We verify the rule for the two matrices \[ A = \left[\begin{array}{rr} 2 & 1 & -1 \\ 1 & -1 & 3 \end{array}\right] \quad\text{and}\quad B = \left[\begin{array}{rr} 1 & -3 & 0\\ 4 & 2 & -1 \\ 5 & 2 & 1\end{array}\right]. \nonumber \nonumber\] We can easily check: \[ AB = \left[\begin{array}{rr} 2 & 1 & -1 \\ 1 & -1 & 3 \end{array}\right] \left[\begin{array}{rr} 1 & -3 & 0 \\ 4 & 2 & -1\\ 5 & 2 & 1 \end{array}\right] = \left[\begin{array}{rr} 1 & -6 & -2 \\ 12 & 1 & 4\end{array}\right] \nonumber \nonumber\] and \[ B^TA^T = \left[\begin{array}{rr} 1 & 4 & 5 \\ -3 & 2 & 2 \\ 0 & -1 & 1 \end{array}\right] \left[\begin{array}{r} 2& 1 \\ 1 & -1 \\ -1 & 3 \end{array}\right] = \left[\begin{array}{r} 1 & 12 \\ -6 & 1 \\ -2 & 4 \end{array}\right], \nonumber \nonumber\] so that indeed \[ B^TA^T = \left[\begin{array}{r} 1 & 12 \\ -6 & 1 \\ -2 & 4 \end{array}\right] = \left[\begin{array}{rr} 1 & -6 & -2 \\ 12 & 1 & 4\end{array}\right]^T = (AB)^T. \nonumber \nonumber\] Careful inspection learns that for the two matrix products exactly the same sums and products of numbers have to be computed. For instance, in both products the 12 is the sum of products \[ 12 = 1\cdot1 +4\cdot(-1) +5\cdot3 = 1\cdot1 +(-1)\cdot4 +3\cdot5. \nonumber \nonumber\]
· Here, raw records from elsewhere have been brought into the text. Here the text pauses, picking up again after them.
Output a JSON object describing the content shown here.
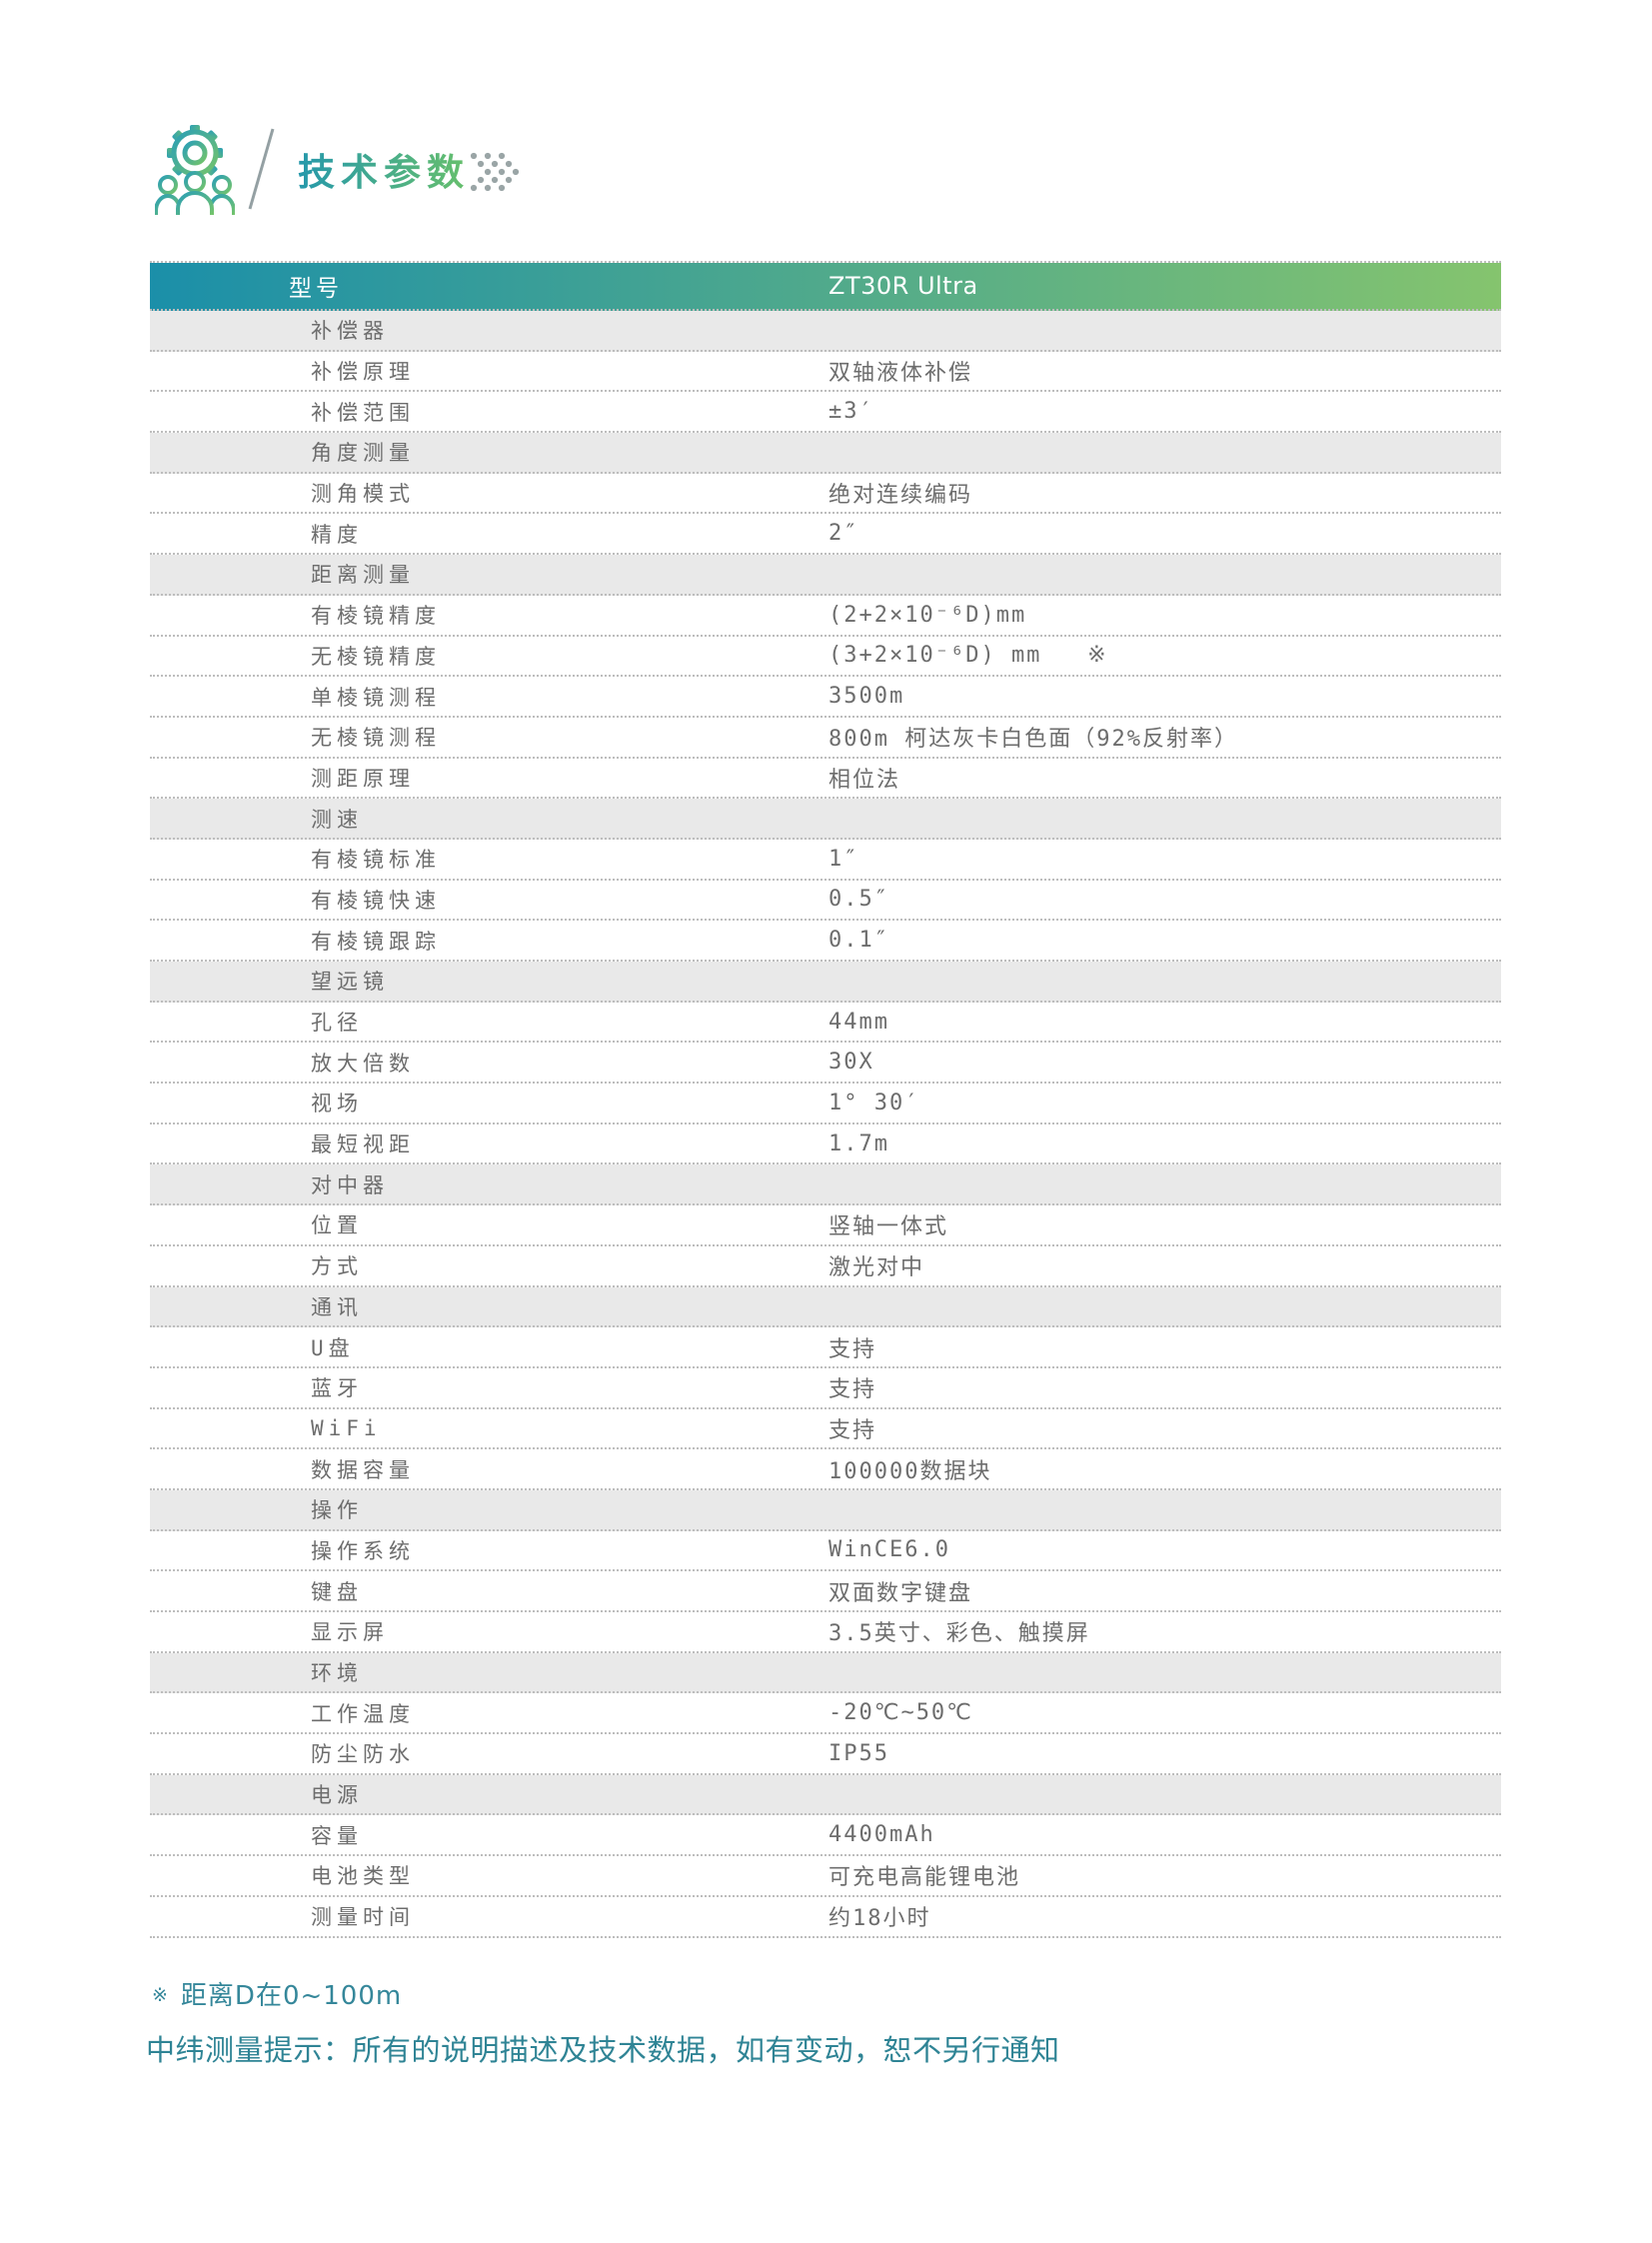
{
  "header": {
    "title": "技术参数",
    "icon": "gears-people",
    "divider": "/"
  },
  "table": {
    "columns": {
      "model_label": "型号",
      "model_value": "ZT30R Ultra"
    },
    "rows": [
      {
        "type": "section",
        "label": "补偿器"
      },
      {
        "type": "item",
        "label": "补偿原理",
        "value": "双轴液体补偿"
      },
      {
        "type": "item",
        "label": "补偿范围",
        "value": "±3′"
      },
      {
        "type": "section",
        "label": "角度测量"
      },
      {
        "type": "item",
        "label": "测角模式",
        "value": "绝对连续编码"
      },
      {
        "type": "item",
        "label": "精度",
        "value": "2″"
      },
      {
        "type": "section",
        "label": "距离测量"
      },
      {
        "type": "item",
        "label": "有棱镜精度",
        "value": "(2+2×10⁻⁶D)mm"
      },
      {
        "type": "item",
        "label": "无棱镜精度",
        "value": "(3+2×10⁻⁶D) mm   ※"
      },
      {
        "type": "item",
        "label": "单棱镜测程",
        "value": "3500m"
      },
      {
        "type": "item",
        "label": "无棱镜测程",
        "value": "800m 柯达灰卡白色面（92%反射率）"
      },
      {
        "type": "item",
        "label": "测距原理",
        "value": "相位法"
      },
      {
        "type": "section",
        "label": "测速"
      },
      {
        "type": "item",
        "label": "有棱镜标准",
        "value": "1″"
      },
      {
        "type": "item",
        "label": "有棱镜快速",
        "value": "0.5″"
      },
      {
        "type": "item",
        "label": "有棱镜跟踪",
        "value": "0.1″"
      },
      {
        "type": "section",
        "label": "望远镜"
      },
      {
        "type": "item",
        "label": "孔径",
        "value": "44mm"
      },
      {
        "type": "item",
        "label": "放大倍数",
        "value": "30X"
      },
      {
        "type": "item",
        "label": "视场",
        "value": "1° 30′"
      },
      {
        "type": "item",
        "label": "最短视距",
        "value": "1.7m"
      },
      {
        "type": "section",
        "label": "对中器"
      },
      {
        "type": "item",
        "label": "位置",
        "value": "竖轴一体式"
      },
      {
        "type": "item",
        "label": "方式",
        "value": "激光对中"
      },
      {
        "type": "section",
        "label": "通讯"
      },
      {
        "type": "item",
        "label": "U盘",
        "value": "支持"
      },
      {
        "type": "item",
        "label": "蓝牙",
        "value": "支持"
      },
      {
        "type": "item",
        "label": "WiFi",
        "value": "支持"
      },
      {
        "type": "item",
        "label": "数据容量",
        "value": "100000数据块"
      },
      {
        "type": "section",
        "label": "操作"
      },
      {
        "type": "item",
        "label": "操作系统",
        "value": "WinCE6.0"
      },
      {
        "type": "item",
        "label": "键盘",
        "value": "双面数字键盘"
      },
      {
        "type": "item",
        "label": "显示屏",
        "value": "3.5英寸、彩色、触摸屏"
      },
      {
        "type": "section",
        "label": "环境"
      },
      {
        "type": "item",
        "label": "工作温度",
        "value": "-20℃~50℃"
      },
      {
        "type": "item",
        "label": "防尘防水",
        "value": "IP55"
      },
      {
        "type": "section",
        "label": "电源"
      },
      {
        "type": "item",
        "label": "容量",
        "value": "4400mAh"
      },
      {
        "type": "item",
        "label": "电池类型",
        "value": "可充电高能锂电池"
      },
      {
        "type": "item",
        "label": "测量时间",
        "value": "约18小时"
      }
    ]
  },
  "footnotes": {
    "marker": "※",
    "note1": "距离D在0~100m",
    "note2": "中纬测量提示：所有的说明描述及技术数据，如有变动，恕不另行通知"
  },
  "colors": {
    "table_header_gradient_start": "#1b8fa9",
    "table_header_gradient_end": "#85c46e",
    "title_gradient_start": "#2598ab",
    "title_gradient_end": "#68c06b",
    "section_row_background": "#e9e9e9",
    "table_text": "#6d6d6d",
    "footnote_text": "#35879a"
  }
}
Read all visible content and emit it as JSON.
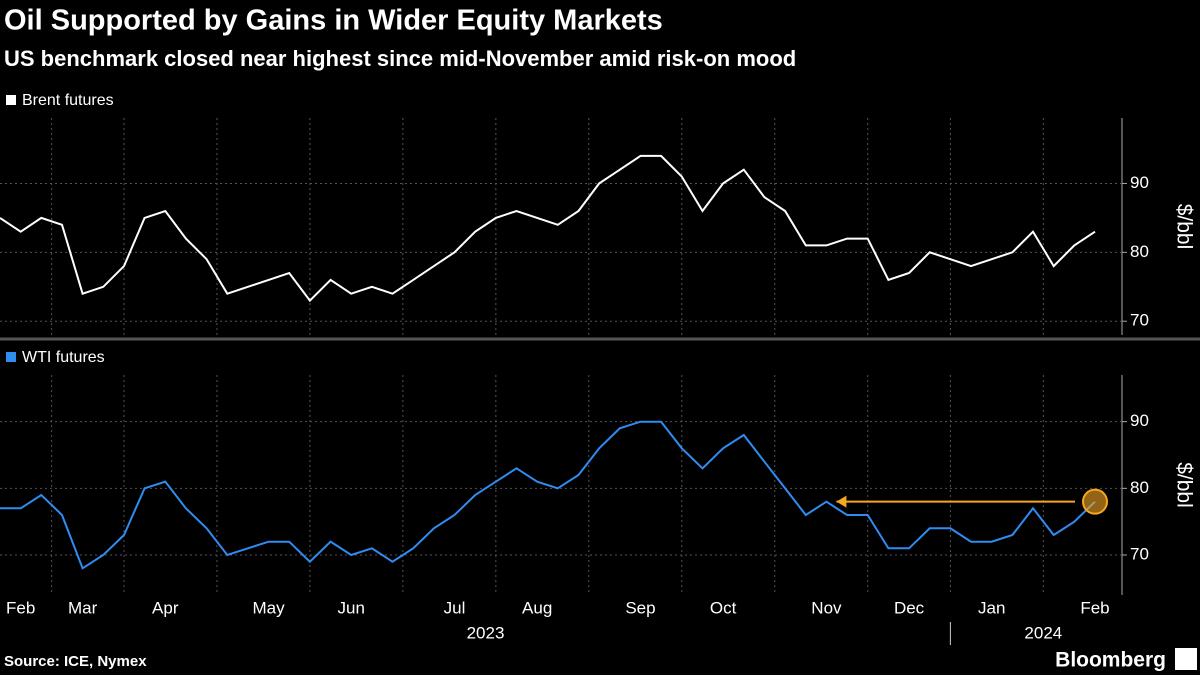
{
  "chart_data": {
    "type": "line",
    "title": "Oil Supported by Gains in Wider Equity Markets",
    "subtitle": "US benchmark closed near highest since mid-November amid risk-on mood",
    "categories": [
      null,
      "Feb",
      null,
      null,
      "Mar",
      null,
      null,
      null,
      "Apr",
      null,
      null,
      null,
      null,
      "May",
      null,
      null,
      null,
      "Jun",
      null,
      null,
      null,
      null,
      "Jul",
      null,
      null,
      null,
      "Aug",
      null,
      null,
      null,
      null,
      "Sep",
      null,
      null,
      null,
      "Oct",
      null,
      null,
      null,
      null,
      "Nov",
      null,
      null,
      null,
      "Dec",
      null,
      null,
      null,
      "Jan",
      null,
      null,
      null,
      null,
      "Feb"
    ],
    "x_groups": [
      {
        "label": "2023",
        "first": 0,
        "last": 47
      },
      {
        "label": "2024",
        "first": 48,
        "last": 53
      }
    ],
    "grid": true,
    "panels": [
      {
        "series": [
          {
            "name": "Brent futures",
            "color": "#ffffff",
            "values": [
              85,
              83,
              85,
              84,
              74,
              75,
              78,
              85,
              86,
              82,
              79,
              74,
              75,
              76,
              77,
              73,
              76,
              74,
              75,
              74,
              76,
              78,
              80,
              83,
              85,
              86,
              85,
              84,
              86,
              90,
              92,
              94,
              94,
              91,
              86,
              90,
              92,
              88,
              86,
              81,
              81,
              82,
              82,
              76,
              77,
              80,
              79,
              78,
              79,
              80,
              83,
              78,
              81,
              83
            ]
          }
        ],
        "ylim": [
          68,
          99.5
        ],
        "yticks": [
          70,
          80,
          90
        ],
        "y_label": "$/bbl"
      },
      {
        "series": [
          {
            "name": "WTI futures",
            "color": "#2f8cf0",
            "values": [
              77,
              77,
              79,
              76,
              68,
              70,
              73,
              80,
              81,
              77,
              74,
              70,
              71,
              72,
              72,
              69,
              72,
              70,
              71,
              69,
              71,
              74,
              76,
              79,
              81,
              83,
              81,
              80,
              82,
              86,
              89,
              90,
              90,
              86,
              83,
              86,
              88,
              84,
              80,
              76,
              78,
              76,
              76,
              71,
              71,
              74,
              74,
              72,
              72,
              73,
              77,
              73,
              75,
              78
            ]
          }
        ],
        "ylim": [
          64,
          97
        ],
        "yticks": [
          70,
          80,
          90
        ],
        "y_label": "$/bbl"
      }
    ],
    "source": "Source: ICE, Nymex",
    "brand": "Bloomberg"
  }
}
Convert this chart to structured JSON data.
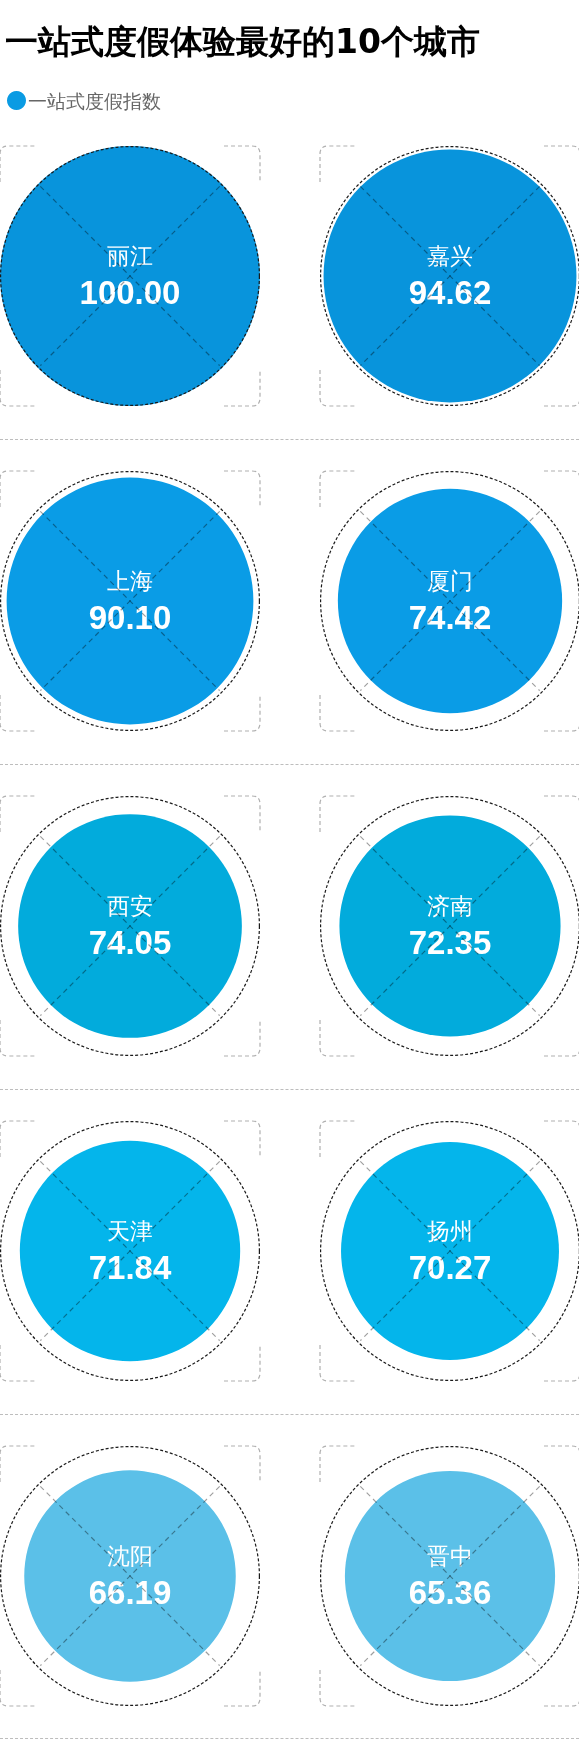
{
  "chart_data": {
    "type": "other",
    "title": "一站式度假体验最好的10个城市",
    "categories": [
      "丽江",
      "嘉兴",
      "上海",
      "厦门",
      "西安",
      "济南",
      "天津",
      "扬州",
      "沈阳",
      "晋中"
    ],
    "series": [
      {
        "name": "一站式度假指数",
        "color": "#0a9be3",
        "colors": [
          "#0894dc",
          "#0894dc",
          "#0a9ce6",
          "#0a9ce6",
          "#02abdc",
          "#02abdc",
          "#04b5eb",
          "#04b5eb",
          "#5bc0e8",
          "#5bc0e8"
        ],
        "values": [
          100.0,
          94.62,
          90.1,
          74.42,
          74.05,
          72.35,
          71.84,
          70.27,
          66.19,
          65.36
        ],
        "value_labels": [
          "100.00",
          "94.62",
          "90.10",
          "74.42",
          "74.05",
          "72.35",
          "71.84",
          "70.27",
          "66.19",
          "65.36"
        ]
      }
    ],
    "legend": "top left"
  }
}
As Example 48 illustrates the rule is not restricted to square matrices $A $ and $B $. The proof for general matrices $A $ and $B $ for which the product $AB $ is well defined is as follows

Skip/Read the proof: Proof
To show that \[ (AB)^T = B^TA^T \nonumber \nonumber\] we have to show that the matrices have the same size, and are equal entry by entry. First, we see that $AB $ is an $m \times p $ matrix, so $(AB)^T $ is a $p \times m $ matrix, and $B^TA^T $, being the product of a $p \times n $ matrix with an $n \times m $, is also a $p \times m $ matrix. Second, the $(i,j) $ entry of $(AB)^T $ is the $(j,i) $ entry of $AB $, which is the (row-column) product of the $j $-th row of $A $ and the $i $-th column of $B $: \[ [(AB)^T]_{ij} = \left[\begin{array}{rrr} a_{j1} & a_{j2} & \ldots & a_{jn} \end{array}\right] \left[\begin{array}{r} b_{1i} \\ b_{2i} \\ \vdots \\ b_{ni} \end{array}\right]. \nonumber \nonumber\] The $(i,j) $ entry of $B^TA^T $ is the product of the $i $-th row of $B^T $ and the $j $-th column of $A^T $. Now the $i $-th row of $B^T $ is the $i $-th column of $B $ written as a row, and the $j $-th column of $A^T $ is the $j $-th row of $A $ written as a column: \[ [B^TA^T]_{ij} = \left[\begin{array}{rrr} b_{1i} & b_{2i} & \ldots & b_{ni} \end{array}\right] \left[\begin{array}{r} a_{j1} \\ a_{j2} \\ \vdots \\ a_{jn} \end{array}\right]. \nonumber \nonumber\] Both row-column products end up as the same value \[ a_{j1}b_{1i} + a_{j2}b_{2i} + \ldots + a_{jn}b_{ni} = b_{1i}a_{j1} + b_{2i}a_{j2} + \ldots + b_{ni}a_{jn}. \nonumber \nonumber\]

Note

We already defined $A^2 $ for a square matrix $A $. We can extend this to higher powers of $A $ in an obvious way: \[ A^3 = A(A^2),\quad A^4 = A(A^3), \quad \text{ and so on.} \nonumber \nonumber\] Since \[ A(A^2) = A(AA) = (AA)A, \nonumber \nonumber\] we can do without the parentheses. For the same reason \[ A^kA^{\ell} = A^{k+\ell}, \text{ for integers } k,\ell \geq 1. \nonumber \nonumber\] If we define \[ A^0 = I, \nonumber \nonumber\] then \[ A^kA^{\ell} = A^{k+\ell} \text{ holds for all integers } k,\ell \geq 0. \nonumber \nonumber\] And what can we say about $A^{-1} $? We will dedicate the whole next section to this topic.